KAUST researchers have developed a saliva-powered microbial fuel cell (MFC) that generates electricity using electrogenic bacteria to consume waste and release electrons. The micro-MFC uses graphene as an anode and an air cathode, achieving high current densities (1190 A m-3). The MFC produced 40 times more power than through the use of a carbon cloth anode. Why it matters: This technology offers a novel way to power lab-on-chip or portable diagnostic devices, particularly in remote or dangerous areas, and may offer alternatives to energy-intensive water purification technologies.
KAUST researchers led by Pascal Saikaly are developing microbial electrochemical technologies (METs) for wastewater treatment and energy recovery. The team combines METs with membrane filtration, creating a hybrid air-biocathode microbial fuel cell-membrane bioreactor (MFC-MBR) for simultaneous wastewater treatment and ultrafiltration. This system uses an electrically conductive ultrafiltration membrane as a biocathode for electricity generation and passive oxygen transfer. Why it matters: This innovation offers a sustainable approach to water reclamation by reducing energy consumption and producing reusable water, which addresses critical water scarcity challenges in the region and globally.

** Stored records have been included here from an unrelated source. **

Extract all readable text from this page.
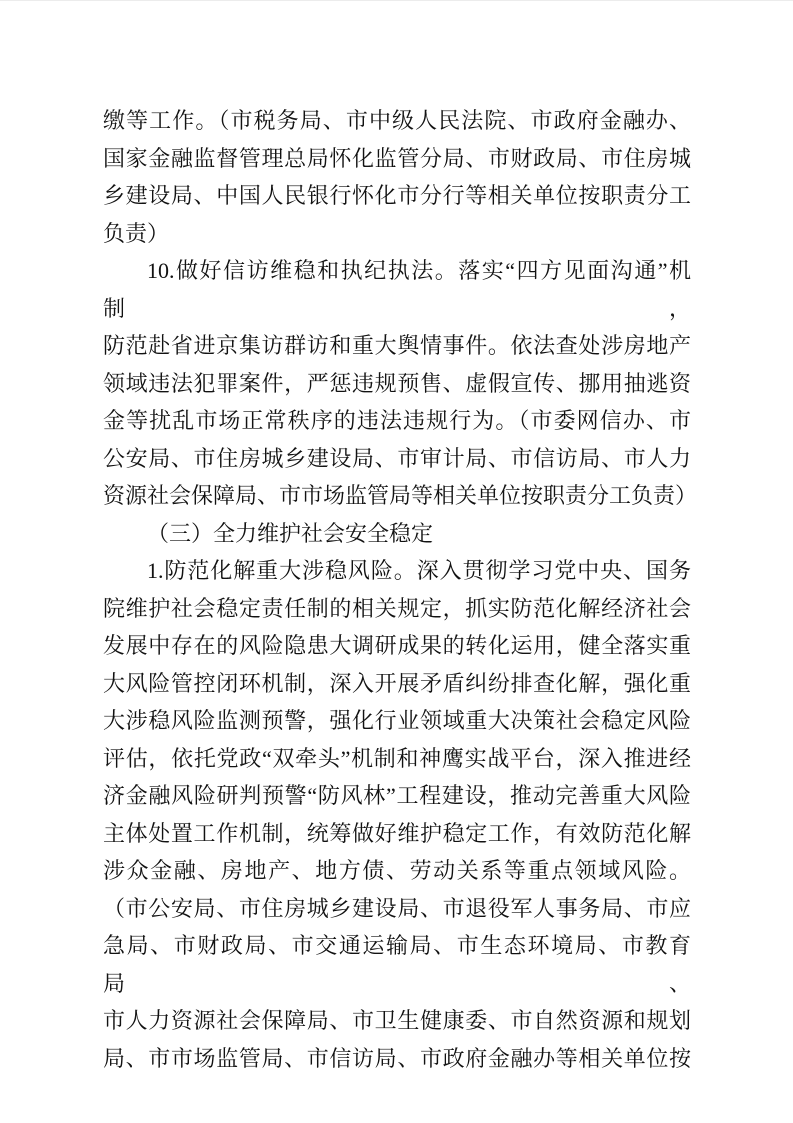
缴等工作。（市税务局、市中级人民法院、市政府金融办、
国家金融监督管理总局怀化监管分局、市财政局、市住房城
乡建设局、中国人民银行怀化市分行等相关单位按职责分工
负责）
10.做好信访维稳和执纪执法。落实“四方见面沟通”机制，
防范赴省进京集访群访和重大舆情事件。依法查处涉房地产
领域违法犯罪案件，严惩违规预售、虚假宣传、挪用抽逃资
金等扰乱市场正常秩序的违法违规行为。（市委网信办、市
公安局、市住房城乡建设局、市审计局、市信访局、市人力
资源社会保障局、市市场监管局等相关单位按职责分工负责）
（三）全力维护社会安全稳定
1.防范化解重大涉稳风险。深入贯彻学习党中央、国务
院维护社会稳定责任制的相关规定，抓实防范化解经济社会
发展中存在的风险隐患大调研成果的转化运用，健全落实重
大风险管控闭环机制，深入开展矛盾纠纷排查化解，强化重
大涉稳风险监测预警，强化行业领域重大决策社会稳定风险
评估，依托党政“双牵头”机制和神鹰实战平台，深入推进经
济金融风险研判预警“防风林”工程建设，推动完善重大风险
主体处置工作机制，统筹做好维护稳定工作，有效防范化解
涉众金融、房地产、地方债、劳动关系等重点领域风险。
（市公安局、市住房城乡建设局、市退役军人事务局、市应
急局、市财政局、市交通运输局、市生态环境局、市教育局、
市人力资源社会保障局、市卫生健康委、市自然资源和规划
局、市市场监管局、市信访局、市政府金融办等相关单位按
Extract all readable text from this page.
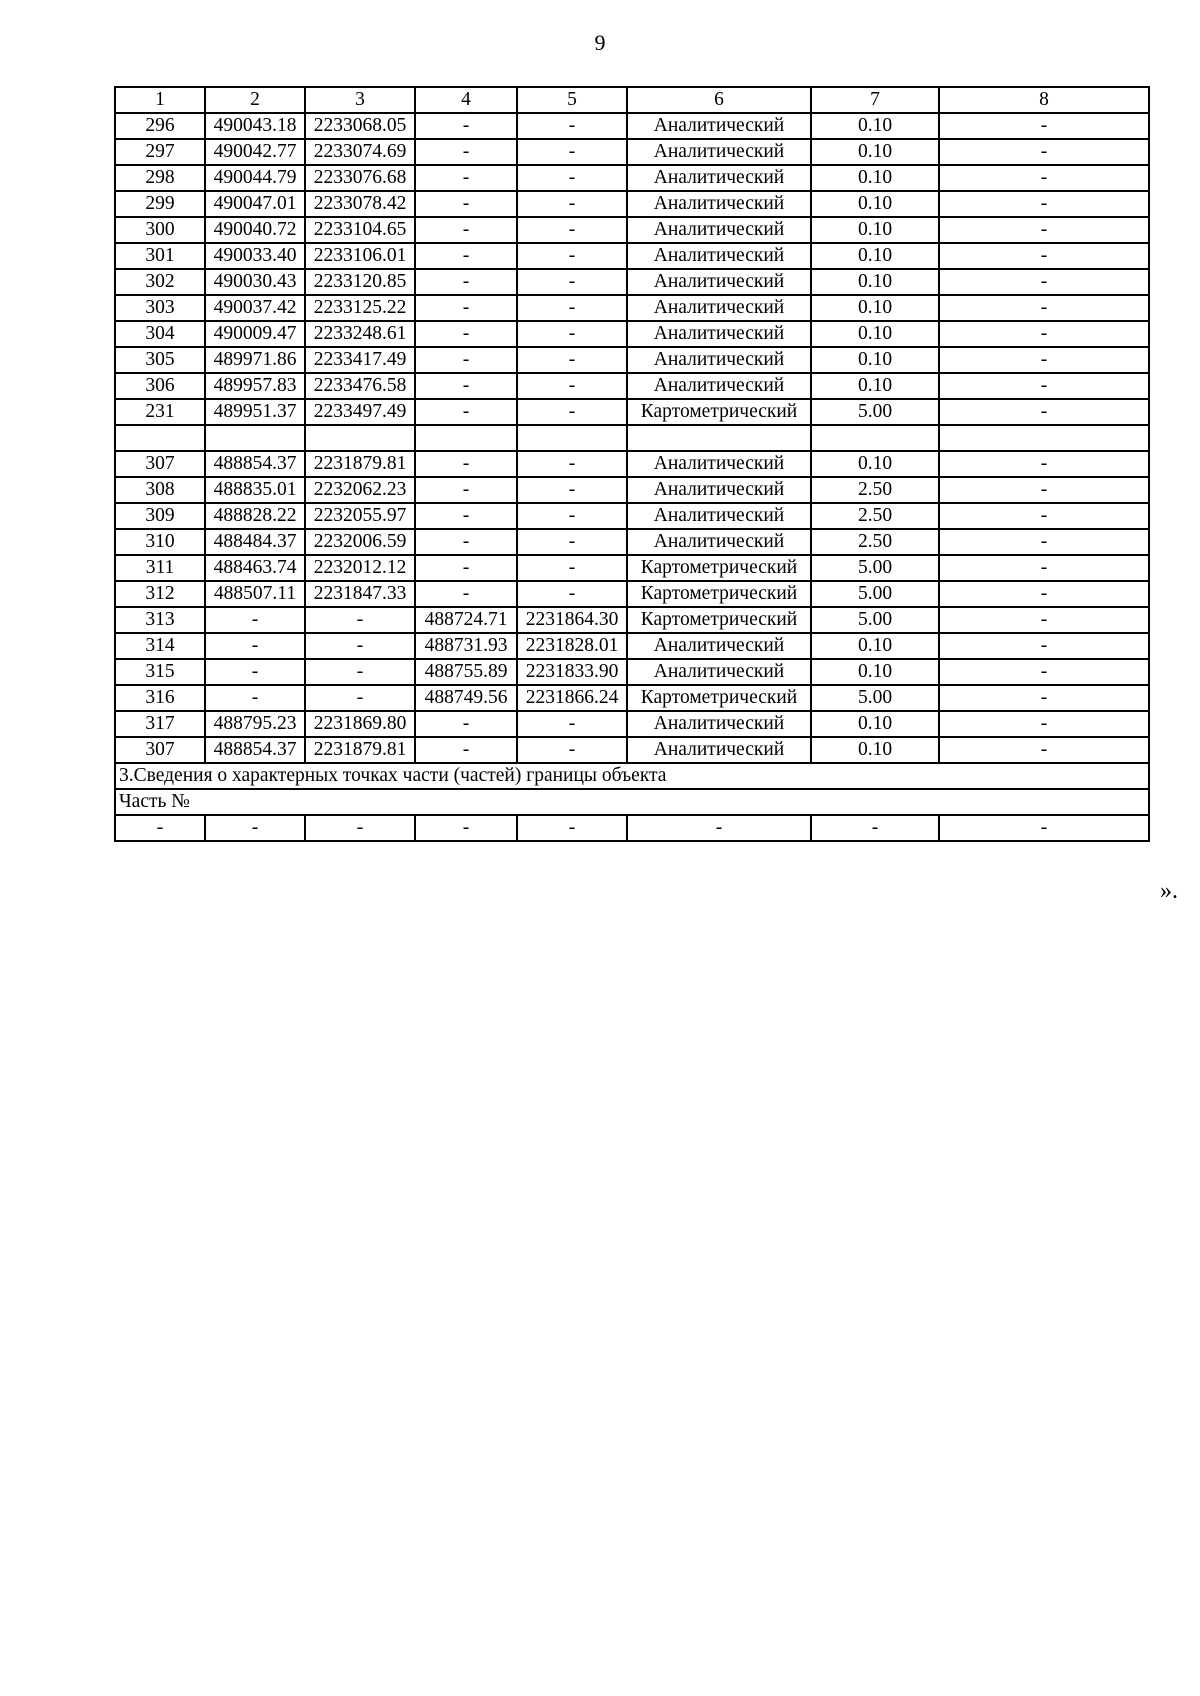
9
1	2	3	4	5	6	7	8
296	490043.18	2233068.05	-	-	Аналитический	0.10	-
297	490042.77	2233074.69	-	-	Аналитический	0.10	-
298	490044.79	2233076.68	-	-	Аналитический	0.10	-
299	490047.01	2233078.42	-	-	Аналитический	0.10	-
300	490040.72	2233104.65	-	-	Аналитический	0.10	-
301	490033.40	2233106.01	-	-	Аналитический	0.10	-
302	490030.43	2233120.85	-	-	Аналитический	0.10	-
303	490037.42	2233125.22	-	-	Аналитический	0.10	-
304	490009.47	2233248.61	-	-	Аналитический	0.10	-
305	489971.86	2233417.49	-	-	Аналитический	0.10	-
306	489957.83	2233476.58	-	-	Аналитический	0.10	-
231	489951.37	2233497.49	-	-	Картометрический	5.00	-

307	488854.37	2231879.81	-	-	Аналитический	0.10	-
308	488835.01	2232062.23	-	-	Аналитический	2.50	-
309	488828.22	2232055.97	-	-	Аналитический	2.50	-
310	488484.37	2232006.59	-	-	Аналитический	2.50	-
311	488463.74	2232012.12	-	-	Картометрический	5.00	-
312	488507.11	2231847.33	-	-	Картометрический	5.00	-
313	-	-	488724.71	2231864.30	Картометрический	5.00	-
314	-	-	488731.93	2231828.01	Аналитический	0.10	-
315	-	-	488755.89	2231833.90	Аналитический	0.10	-
316	-	-	488749.56	2231866.24	Картометрический	5.00	-
317	488795.23	2231869.80	-	-	Аналитический	0.10	-
307	488854.37	2231879.81	-	-	Аналитический	0.10	-
3.Сведения о характерных точках части (частей) границы объекта							
Часть №							
-	-	-	-	-	-	-	-
».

KAUST's Water Desalination and Reuse Center (WDRC) held a research conference on wastewater treatment from March 27-29. The conference covered innovations in technologies and microbes to recover resources from wastewater. Keynote speakers included Bruce Rittmann, Bruce Logan, and Jurg Keller, with topics ranging from microbial fuel cells to microalgal biotechnology. Why it matters: The event highlights KAUST's focus on sustainable technologies for water management, addressing critical resource challenges in arid regions.

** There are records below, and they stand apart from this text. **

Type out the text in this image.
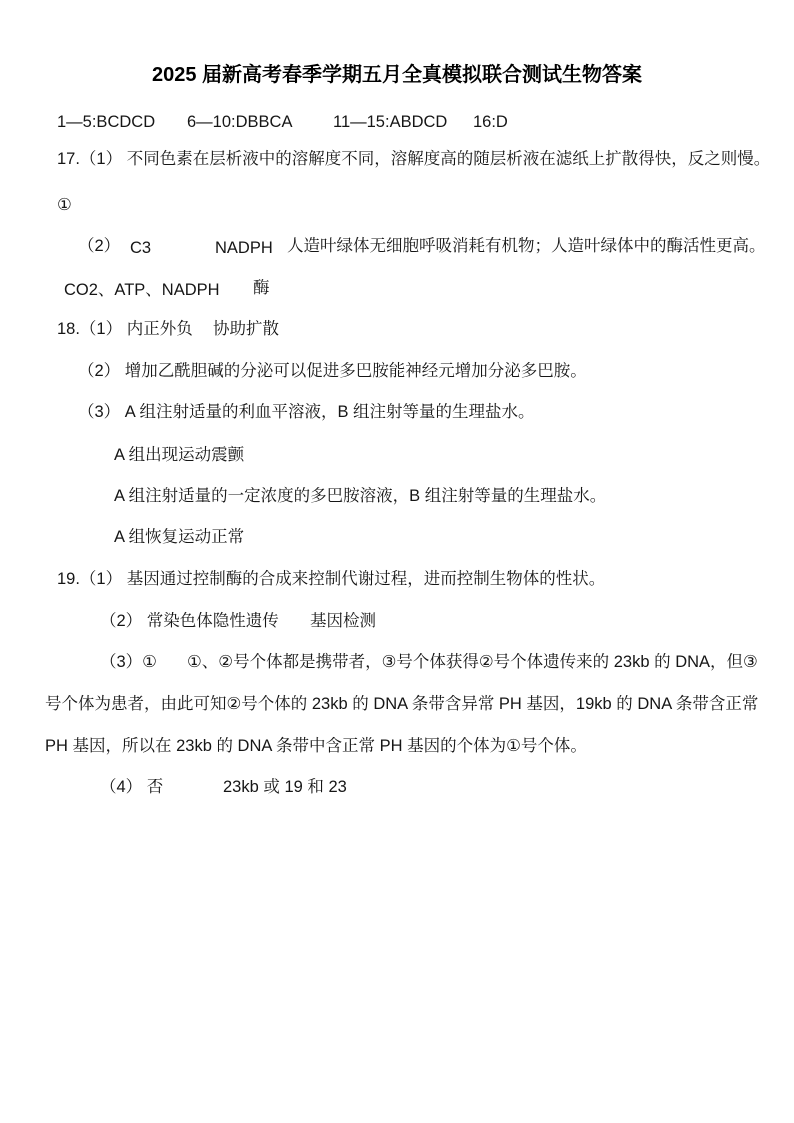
2025 届新高考春季学期五月全真模拟联合测试生物答案
1—5:BCDCD 6—10:DBBCA 11—15:ABDCD 16:D
17.（1） 不同色素在层析液中的溶解度不同，溶解度高的随层析液在滤纸上扩散得快，反之则慢。
①
（2） C3	NADPH 人造叶绿体无细胞呼吸消耗有机物；人造叶绿体中的酶活性更高。
CO2、ATP、NADPH 酶
18.（1） 内正外负 协助扩散
（2） 增加乙酰胆碱的分泌可以促进多巴胺能神经元增加分泌多巴胺。
（3） A 组注射适量的利血平溶液，B 组注射等量的生理盐水。
A 组出现运动震颤
A 组注射适量的一定浓度的多巴胺溶液，B 组注射等量的生理盐水。
A 组恢复运动正常
19.（1） 基因通过控制酶的合成来控制代谢过程，进而控制生物体的性状。
（2） 常染色体隐性遗传 基因检测
（3）① ①、②号个体都是携带者，③号个体获得②号个体遗传来的 23kb 的 DNA，但③
号个体为患者，由此可知②号个体的 23kb 的 DNA 条带含异常 PH 基因，19kb 的 DNA 条带含正常
PH 基因，所以在 23kb 的 DNA 条带中含正常 PH 基因的个体为①号个体。
（4） 否	23kb 或 19 和 23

KAUST researchers have developed a novel wastewater treatment method that recovers energy while removing ammonium. The process harnesses anammox bacteria to oxidize ammonium and generate electrical current or hydrogen gas. Pilot-scale reactors are being tested at KAUST, coupled with photovoltaic panels for solar-powered wastewater treatment. Why it matters: This approach could lead to more energy-efficient and sustainable wastewater treatment, aligning with circular economy principles.

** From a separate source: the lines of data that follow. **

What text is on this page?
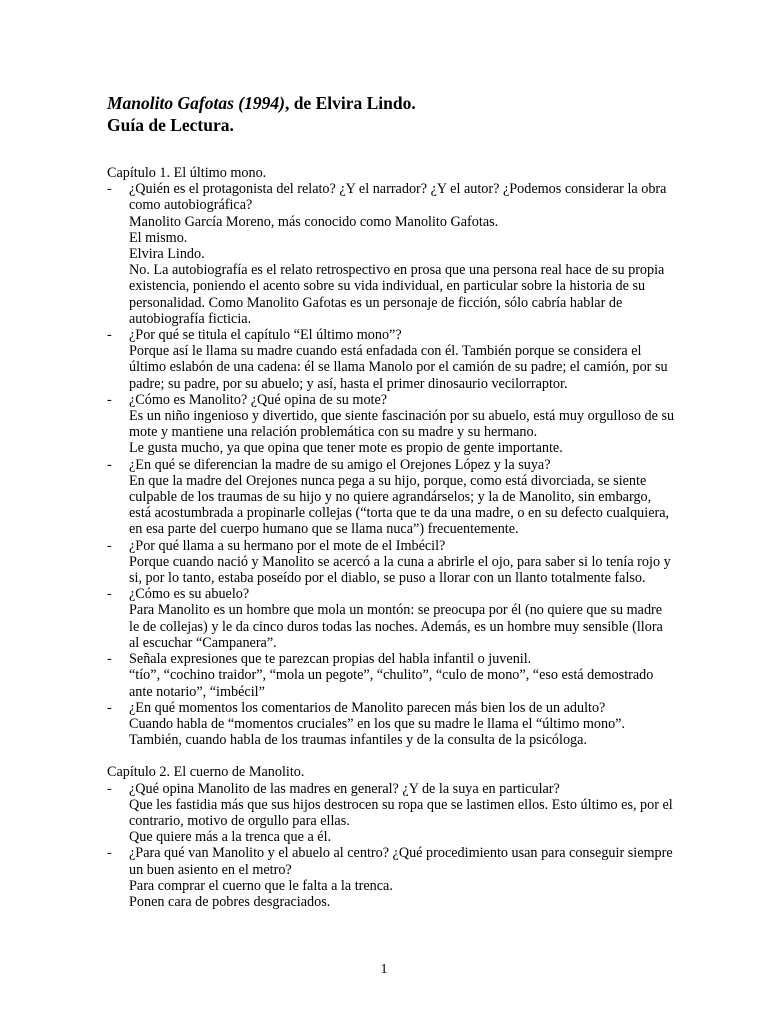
Manolito Gafotas (1994), de Elvira Lindo.
Guía de Lectura.
Capítulo 1. El último mono.
- ¿Quién es el protagonista del relato? ¿Y el narrador? ¿Y el autor? ¿Podemos considerar la obra
como autobiográfica?
Manolito García Moreno, más conocido como Manolito Gafotas.
El mismo.
Elvira Lindo.
No. La autobiografía es el relato retrospectivo en prosa que una persona real hace de su propia
existencia, poniendo el acento sobre su vida individual, en particular sobre la historia de su
personalidad. Como Manolito Gafotas es un personaje de ficción, sólo cabría hablar de
autobiografía ficticia.
- ¿Por qué se titula el capítulo “El último mono”?
Porque así le llama su madre cuando está enfadada con él. También porque se considera el
último eslabón de una cadena: él se llama Manolo por el camión de su padre; el camión, por su
padre; su padre, por su abuelo; y así, hasta el primer dinosaurio vecilorraptor.
- ¿Cómo es Manolito? ¿Qué opina de su mote?
Es un niño ingenioso y divertido, que siente fascinación por su abuelo, está muy orgulloso de su
mote y mantiene una relación problemática con su madre y su hermano.
Le gusta mucho, ya que opina que tener mote es propio de gente importante.
- ¿En qué se diferencian la madre de su amigo el Orejones López y la suya?
En que la madre del Orejones nunca pega a su hijo, porque, como está divorciada, se siente
culpable de los traumas de su hijo y no quiere agrandárselos; y la de Manolito, sin embargo,
está acostumbrada a propinarle collejas (“torta que te da una madre, o en su defecto cualquiera,
en esa parte del cuerpo humano que se llama nuca”) frecuentemente.
- ¿Por qué llama a su hermano por el mote de el Imbécil?
Porque cuando nació y Manolito se acercó a la cuna a abrirle el ojo, para saber si lo tenía rojo y
si, por lo tanto, estaba poseído por el diablo, se puso a llorar con un llanto totalmente falso.
- ¿Cómo es su abuelo?
Para Manolito es un hombre que mola un montón: se preocupa por él (no quiere que su madre
le de collejas) y le da cinco duros todas las noches. Además, es un hombre muy sensible (llora
al escuchar “Campanera”.
- Señala expresiones que te parezcan propias del habla infantil o juvenil.
“tío”, “cochino traidor”, “mola un pegote”, “chulito”, “culo de mono”, “eso está demostrado
ante notario”, “imbécil”
- ¿En qué momentos los comentarios de Manolito parecen más bien los de un adulto?
Cuando habla de “momentos cruciales” en los que su madre le llama el “último mono”.
También, cuando habla de los traumas infantiles y de la consulta de la psicóloga.
Capítulo 2. El cuerno de Manolito.
- ¿Qué opina Manolito de las madres en general? ¿Y de la suya en particular?
Que les fastidia más que sus hijos destrocen su ropa que se lastimen ellos. Esto último es, por el
contrario, motivo de orgullo para ellas.
Que quiere más a la trenca que a él.
- ¿Para qué van Manolito y el abuelo al centro? ¿Qué procedimiento usan para conseguir siempre
un buen asiento en el metro?
Para comprar el cuerno que le falta a la trenca.
Ponen cara de pobres desgraciados.
1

KAUST researchers have developed an energy-efficient wastewater treatment process that generates high-quality effluent suitable for reuse. A pilot plant in Jeddah, operating since July 2022 in collaboration with MODON, treats 50,000 liters of wastewater daily off-grid, generating 1.5 kWh of electrical energy per 1,000 liters treated. The plant utilizes an anaerobic membrane bioreactor (AnMBR) coupled with UV disinfection, removing up to 99.9999% of microorganisms and producing less solid waste. Why it matters: This decentralized, energy-independent system offers a sustainable solution for water treatment in resource-scarce regions of the Middle East, aligning with Saudi Arabia's sustainability goals.
KAUST Associate Professor Peiying Hong has developed a wastewater treatment method using anaerobic membrane bioreactor (AnMBR) technology, which converts organic carbon into methane. In partnership with MODON, a pilot program is operational in Jeddah, treating 23,000 liters of wastewater daily using UV light and hydrogen peroxide for disinfection. This system produces clean water suitable for agriculture and biomass for fertilizer, with a smaller footprint and lower energy consumption than traditional aerobic methods. Why it matters: The AnMBR technology aligns with Saudi Vision 2030's water reuse objectives, reducing reliance on energy-intensive desalination and offering a sustainable solution for water-stressed regions.
A KAUST team led by Husam Alshareef has developed a microfabricated energy storage device with high energy and power density. The device uses nickel hydroxide as an active electrode material and achieves a volumetric capacitance density of 325 F/cm3. Fabricated using chemical bath deposition at room temperature, the device can power microelectronic devices. Why it matters: This research advances energy storage technology in the region, potentially impacting the development of microelectronics and portable power solutions.
KAUST faculty member Enrico Traversa is researching nanostructured materials for sustainable development in energy, environment, healthcare, and solid oxide fuel cells (SOFCs). His work focuses on developing next-generation SOFCs based on chemically stable proton-conducting electrolytes to reduce operating temperatures. Traversa also develops scaffold biomaterials for tissue regeneration, aiming to create heart tissue using patient-derived stem cells. Why it matters: This research contributes to KAUST's focus on energy, water, environment and food, with potential for advancements in clean energy and regenerative medicine.